Carl Devos

Le budget, l’humiliation du gouvernement

Carl Devos Politologue à l'Université de Gand

Dans plusieurs domaines, le gouvernement Michel entend faire la différence par rapport à son prédécesseur, conduit par Elio Di Rupo : un gouvernement sans socialistes devrait atteindre des résultats sensiblement meilleurs qu’avec.

De fait, la coalition suédoise parvient à créer quelques ruptures de tendance significatives. La croissance de l’emploi dans le secteur privé est encourageante et on assiste à une baisse des dépenses publiques. Mais ce sont, somme toute, des victoires limitées au niveau macro-économique, qui ne sont pas (encore) de nature à renverser l’image globale d’un gouvernement d’austérité qui, au niveau micro, atteint les citoyens de plein fouet.

Le budget est l’un de ces domaines essentiels où l’exécutif Michel peut faire la différence. En avril 2014, au cours d’un débat très attendu, Bart De Wever, président de la N-VA, avait jeté à la face de Paul Magnette, alors président du PS, une phrase assassine : « Show me the money ! » L’enjeu de la discussion était : combien le gouvernement Di Rupo avait-il réellement économisé ? Le message de De Wever était clair : avec les socialistes, il est impossible de réaliser de réelles économies, or celles-ci sont nécessaires si on veut continuer à financer notre modèle social.

Le report de l’équilibre budgétaire représente une énorme défaite politique pour le gouvernement de Michel

Le gouvernement Michel a pris une série de mesures d’économie qu’il a compensées notamment par une hausse des coûts pour les citoyens. C’est ainsi que de nombreux électeurs ont l’impression que ce que la suédoise donne d’une main, elle le reprend de l’autre. Et puis, il y a eu le tax-shift : un déplacement et un abaissement des impôts. Tout à coup, il allait donc rester davantage, en net, à la population active. Cette perspective devait convaincre les électeurs qu’un pouvoir de centre-droit incarnait un Etat permettant d’accroître la prospérité des citoyens.

Mais le scénario ne se déroule pas comme prévu. Le tax-shift coûte beaucoup d’argent aux pouvoirs publics et, pour l’heure, ni l’effet retour ni les mesures d’économie ne peuvent compenser la perte de revenus publics. Il y a aussi un problème budgétaire, indépendant de ce tax-shift. Depuis longtemps, la croissance belge est inférieure à la moyenne de la zone euro. Or, ce n’est plus un effet de l’héritage du gouvernement Di Rupo. La N-VA, mais aussi d’autres partis de la majorité, rejettent la faute sur les socialistes. Mais plus le temps passe, moins ce reproche est crédible. Du coup, plus on avance, plus les performances budgétaires médiocres s’expliquent par la politique de ce gouvernement-ci. Car, dans ce domaine crucial et en dépit de toutes les prétentions, l’équipe actuelle ne fait pas mieux que celle qui l’a précédée.

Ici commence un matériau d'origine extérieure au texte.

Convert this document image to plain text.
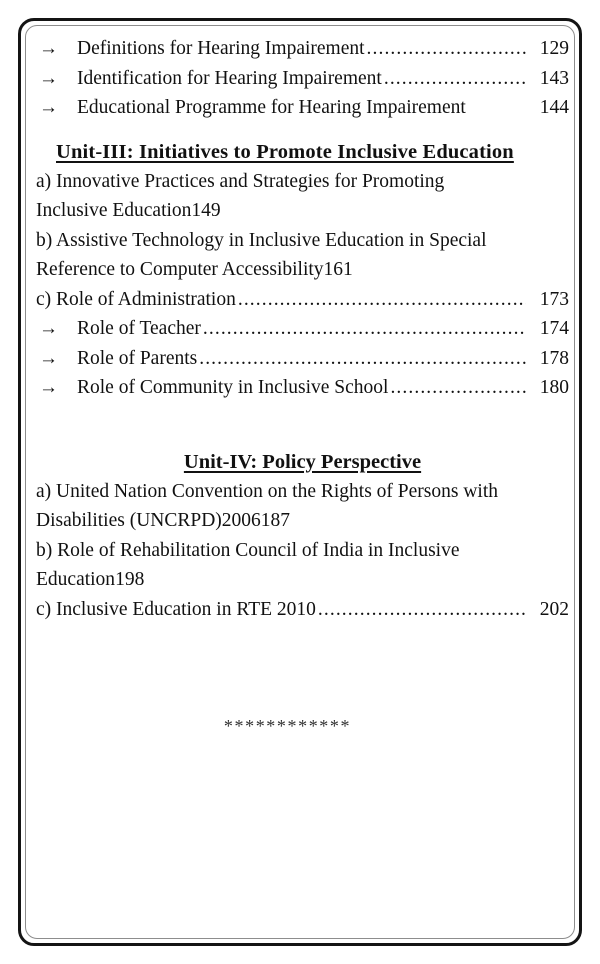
→ Definitions for Hearing Impairement .....	129
→ Identification for Hearing Impairement .....	143
→ Educational Programme for Hearing Impairement	144
Unit-III: Initiatives to Promote Inclusive Education
a) Innovative Practices and Strategies for Promoting
Inclusive Education 149
b) Assistive Technology in Inclusive Education in Special
Reference to Computer Accessibility 161
c) Role of Administration .....	173
→ Role of Teacher .....	174
→ Role of Parents .....	178
→ Role of Community in Inclusive School .....	180
Unit-IV: Policy Perspective
a) United Nation Convention on the Rights of Persons with
Disabilities (UNCRPD)2006 187
b) Role of Rehabilitation Council of India in Inclusive
Education 198
c) Inclusive Education in RTE 2010 .....	202
************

La politique d’austérité du gouvernement Michel n’est-elle pas elle-même en partie à l’origine du manque de croissance ? Cette question posée par l’opposition est pertinente parce que Charles Michel ne peut pas prouver que sa politique profitera, à terme, à la population tout entière.

L’humiliation suprême doit encore arriver. Le gouvernement voulait atteindre un équilibre structurel en 2018, ce que les socialistes n’auraient jamais réussi. Un équilibre fondamental : sans lui, notre modèle social serait compromis. Michel et les siens voulaient donc faire le ménage. Un symbole politique de la « force du changement ». Mais aujourd’hui, les partis de la majorité doivent constater que l’équilibre ne pourra pas être atteint en 2018. Ainsi s’écroule l’une des pierres angulaires du credo selon lequel ce gouvernement s’y prendrait mieux que le précédent. La pilule doit être amère pour ceux qui ont fait d’une administration sans socialistes leur fonds de commerce. Ce report de l’équilibre budgétaire est lourd de conséquences financières et représente une énorme défaite politique pour le gouvernement de Charles Michel.